Monday, November 20, 2006

The Setting

I was heading for a workshop of "Young Scholars of the Global South" organised by the Graduate Institute of International Studies, Geneva, Switzerland. We, 'young scholars' were expected to share our phd research and findings with each other and provide comments over a period of five working days. It was an informal setting and we had people from all parts of the world in the group of 13. Some of the countries where the participants came from were Brazil, Mexico, Uganda, India and Phillipines.

So this was the setting. Being an aspirant traveller, Western Europe worked as a heady charm in applying for the workshop and being selected was an exultant feeling. I decided to use the workshop to launch myself in the select group of people who have travelled through bits of Europe. The Swiss Visa (Switzerland is not part of the Schengen or the common European Union Visa) was not a difficult process owing to the organisational abilities of the GIIS. However, to see the countries bordering Switzerland, I would need a second visa, the Schengen or the common European Union visa. Staying true to my penchant for being late, I secured the Schengen Visa (Schengener Staaten) from the German Embassy in New Delhi five days before my departure. There were moments of panic, when I was certain that I would not be granted the Schengen visa owing to my poor documenting abilities as well as my skills at being badly organised. In times like these, I felt a surge of pity for myself at being so close to the 'promised land' and yet so far. In my mind Geneva, which was surrounded by France from three directions and Switzerland, which was closely bordered by Italy and Germany, was a box in which I was enclosed and while I could stand on my tip toe and peer into the above countries, I would not be able to visit them due to the absence of a visa!





Promised Land


But all's well that ends well. And so I was on the Air Canada flight to Zurich, enroute to Geneva. I have been told that premier airlines use their worst aircrafts/services for the South Asian sector, I havent travelled much so I cannot vouch for the veracity of that claim. But compared to my last outing abroad on Singapore Airlines, Air Canada was a poor cousin.
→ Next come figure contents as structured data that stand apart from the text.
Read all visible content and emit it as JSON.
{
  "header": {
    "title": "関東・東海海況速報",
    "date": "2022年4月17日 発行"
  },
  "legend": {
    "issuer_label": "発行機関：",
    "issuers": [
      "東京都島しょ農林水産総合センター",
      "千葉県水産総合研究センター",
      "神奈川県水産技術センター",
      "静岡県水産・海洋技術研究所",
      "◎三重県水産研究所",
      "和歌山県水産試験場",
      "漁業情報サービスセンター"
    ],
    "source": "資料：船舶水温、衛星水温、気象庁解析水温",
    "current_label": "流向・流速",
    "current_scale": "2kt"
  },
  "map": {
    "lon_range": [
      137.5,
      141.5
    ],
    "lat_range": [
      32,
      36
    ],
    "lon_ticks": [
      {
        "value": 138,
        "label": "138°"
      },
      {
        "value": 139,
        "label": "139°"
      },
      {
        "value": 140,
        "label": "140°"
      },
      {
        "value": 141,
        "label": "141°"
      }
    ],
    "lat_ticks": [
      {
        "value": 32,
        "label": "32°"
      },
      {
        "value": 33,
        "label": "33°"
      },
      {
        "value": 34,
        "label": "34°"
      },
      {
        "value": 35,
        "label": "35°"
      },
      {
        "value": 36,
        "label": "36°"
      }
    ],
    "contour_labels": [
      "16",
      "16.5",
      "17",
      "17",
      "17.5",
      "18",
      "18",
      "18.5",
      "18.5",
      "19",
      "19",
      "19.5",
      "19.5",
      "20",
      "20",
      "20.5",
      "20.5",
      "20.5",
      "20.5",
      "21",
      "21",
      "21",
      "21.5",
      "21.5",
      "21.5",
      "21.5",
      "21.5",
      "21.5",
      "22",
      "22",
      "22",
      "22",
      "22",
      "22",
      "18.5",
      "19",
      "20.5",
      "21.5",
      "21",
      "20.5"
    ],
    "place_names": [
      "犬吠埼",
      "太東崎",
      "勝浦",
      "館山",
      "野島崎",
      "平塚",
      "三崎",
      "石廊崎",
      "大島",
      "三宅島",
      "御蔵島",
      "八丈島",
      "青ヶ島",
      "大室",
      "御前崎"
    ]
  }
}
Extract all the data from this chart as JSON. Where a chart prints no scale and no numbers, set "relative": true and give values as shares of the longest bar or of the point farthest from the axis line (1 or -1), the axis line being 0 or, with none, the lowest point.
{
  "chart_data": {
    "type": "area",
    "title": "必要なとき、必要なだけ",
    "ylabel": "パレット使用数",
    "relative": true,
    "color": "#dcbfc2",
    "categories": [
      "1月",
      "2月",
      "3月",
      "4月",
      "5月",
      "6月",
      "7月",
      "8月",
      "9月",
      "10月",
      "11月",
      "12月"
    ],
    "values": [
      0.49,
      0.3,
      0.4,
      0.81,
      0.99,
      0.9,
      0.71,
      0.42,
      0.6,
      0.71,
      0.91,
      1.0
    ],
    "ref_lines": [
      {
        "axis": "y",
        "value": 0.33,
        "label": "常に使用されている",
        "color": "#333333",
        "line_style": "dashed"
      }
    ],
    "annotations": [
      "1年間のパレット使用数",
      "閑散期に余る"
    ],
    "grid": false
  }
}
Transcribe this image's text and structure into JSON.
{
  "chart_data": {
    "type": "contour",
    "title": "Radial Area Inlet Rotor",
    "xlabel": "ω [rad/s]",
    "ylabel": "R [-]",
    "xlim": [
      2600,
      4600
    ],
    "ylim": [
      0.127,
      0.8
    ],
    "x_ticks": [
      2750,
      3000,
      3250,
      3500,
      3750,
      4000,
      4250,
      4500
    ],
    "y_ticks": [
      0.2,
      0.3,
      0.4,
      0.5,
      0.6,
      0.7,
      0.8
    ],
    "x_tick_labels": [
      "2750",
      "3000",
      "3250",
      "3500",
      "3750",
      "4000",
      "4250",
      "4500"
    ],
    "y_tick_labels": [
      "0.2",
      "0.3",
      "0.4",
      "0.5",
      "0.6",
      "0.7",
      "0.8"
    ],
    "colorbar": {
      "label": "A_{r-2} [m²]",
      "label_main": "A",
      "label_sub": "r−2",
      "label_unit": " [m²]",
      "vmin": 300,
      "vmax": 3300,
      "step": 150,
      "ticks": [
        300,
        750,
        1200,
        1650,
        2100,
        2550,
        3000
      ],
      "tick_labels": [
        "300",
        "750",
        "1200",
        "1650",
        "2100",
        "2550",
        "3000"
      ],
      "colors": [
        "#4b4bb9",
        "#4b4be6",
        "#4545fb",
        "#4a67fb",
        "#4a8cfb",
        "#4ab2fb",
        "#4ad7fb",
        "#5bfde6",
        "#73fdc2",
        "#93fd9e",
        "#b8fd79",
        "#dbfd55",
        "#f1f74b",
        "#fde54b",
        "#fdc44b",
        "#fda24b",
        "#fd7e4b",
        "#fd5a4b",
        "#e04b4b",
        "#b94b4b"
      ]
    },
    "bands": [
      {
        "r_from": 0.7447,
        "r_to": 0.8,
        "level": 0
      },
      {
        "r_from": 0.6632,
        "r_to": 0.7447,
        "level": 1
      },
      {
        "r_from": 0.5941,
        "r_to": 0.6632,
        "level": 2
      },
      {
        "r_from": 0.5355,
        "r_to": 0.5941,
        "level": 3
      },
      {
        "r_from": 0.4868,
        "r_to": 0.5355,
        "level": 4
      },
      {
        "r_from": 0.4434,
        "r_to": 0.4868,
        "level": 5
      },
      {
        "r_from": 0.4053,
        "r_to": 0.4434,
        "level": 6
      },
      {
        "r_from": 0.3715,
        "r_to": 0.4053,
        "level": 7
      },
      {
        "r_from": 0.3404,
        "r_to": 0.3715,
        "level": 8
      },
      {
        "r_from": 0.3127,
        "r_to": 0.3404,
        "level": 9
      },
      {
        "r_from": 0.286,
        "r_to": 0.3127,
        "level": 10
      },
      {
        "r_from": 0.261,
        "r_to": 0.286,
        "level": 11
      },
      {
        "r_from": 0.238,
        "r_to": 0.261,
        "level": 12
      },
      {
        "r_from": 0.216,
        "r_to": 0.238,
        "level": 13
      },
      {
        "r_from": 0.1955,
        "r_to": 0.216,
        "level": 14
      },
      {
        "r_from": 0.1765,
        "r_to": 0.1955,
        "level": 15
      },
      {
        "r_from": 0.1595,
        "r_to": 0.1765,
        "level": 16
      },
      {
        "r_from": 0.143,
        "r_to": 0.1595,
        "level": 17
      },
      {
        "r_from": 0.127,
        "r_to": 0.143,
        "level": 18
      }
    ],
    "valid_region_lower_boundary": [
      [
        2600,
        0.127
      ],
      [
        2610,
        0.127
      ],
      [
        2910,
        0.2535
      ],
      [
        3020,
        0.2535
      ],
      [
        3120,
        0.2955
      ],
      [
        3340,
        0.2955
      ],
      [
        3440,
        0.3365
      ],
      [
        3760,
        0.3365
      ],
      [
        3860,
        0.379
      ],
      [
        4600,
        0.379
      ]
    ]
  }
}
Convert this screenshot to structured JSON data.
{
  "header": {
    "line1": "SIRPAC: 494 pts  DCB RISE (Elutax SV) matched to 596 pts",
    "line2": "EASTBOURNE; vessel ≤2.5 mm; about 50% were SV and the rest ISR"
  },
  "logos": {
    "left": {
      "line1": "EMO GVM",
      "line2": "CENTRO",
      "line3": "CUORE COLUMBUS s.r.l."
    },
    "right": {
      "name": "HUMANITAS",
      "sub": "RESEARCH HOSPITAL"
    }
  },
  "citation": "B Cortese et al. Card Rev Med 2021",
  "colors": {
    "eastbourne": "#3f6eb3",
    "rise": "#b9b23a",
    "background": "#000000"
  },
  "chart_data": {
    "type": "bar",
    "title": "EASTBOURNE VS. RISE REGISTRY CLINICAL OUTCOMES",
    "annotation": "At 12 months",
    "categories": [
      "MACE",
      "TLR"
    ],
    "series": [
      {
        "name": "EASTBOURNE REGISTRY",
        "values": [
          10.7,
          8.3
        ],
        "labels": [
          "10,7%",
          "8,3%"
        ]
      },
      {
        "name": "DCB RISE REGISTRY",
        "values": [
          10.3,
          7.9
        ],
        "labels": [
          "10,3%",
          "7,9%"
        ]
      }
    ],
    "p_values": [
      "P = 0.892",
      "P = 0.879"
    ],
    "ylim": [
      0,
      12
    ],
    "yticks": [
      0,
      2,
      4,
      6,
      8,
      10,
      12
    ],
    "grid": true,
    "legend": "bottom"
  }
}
I wanted a moniter to watch my own movies on the flight, something I was really looking forward too. But the aircraft had no back of seat personal moniters but rather shared ones in front of the respective cabins and a bigger projection screen with bad resolution and worse choice of movies. Mercifully, it was a night flight and I could sleep most of the 8 hours of the flight to Zurich.

Never mind the airports my motherland offers to visitors but last year an eight hour transit in Singapore airport had made airports a fetish from me and everything was judged by such high standards. The transit lounge at Changi Airport in Singapore is huge with bars, cafes, resturants and shopping malls. Zurich Flughaufen (German for airport) was not dissapointing for me in the three hours I spent there. Then there was the heady feeling of being part of the an International/global travelling population. And so I boarded my flight to Geneva, a short 30 mins Swiss Air flight with chocolates as refreshment and when I ate it on the train to the main station in Geneva from Geneva airport, I realized that it was ummm gorgeous.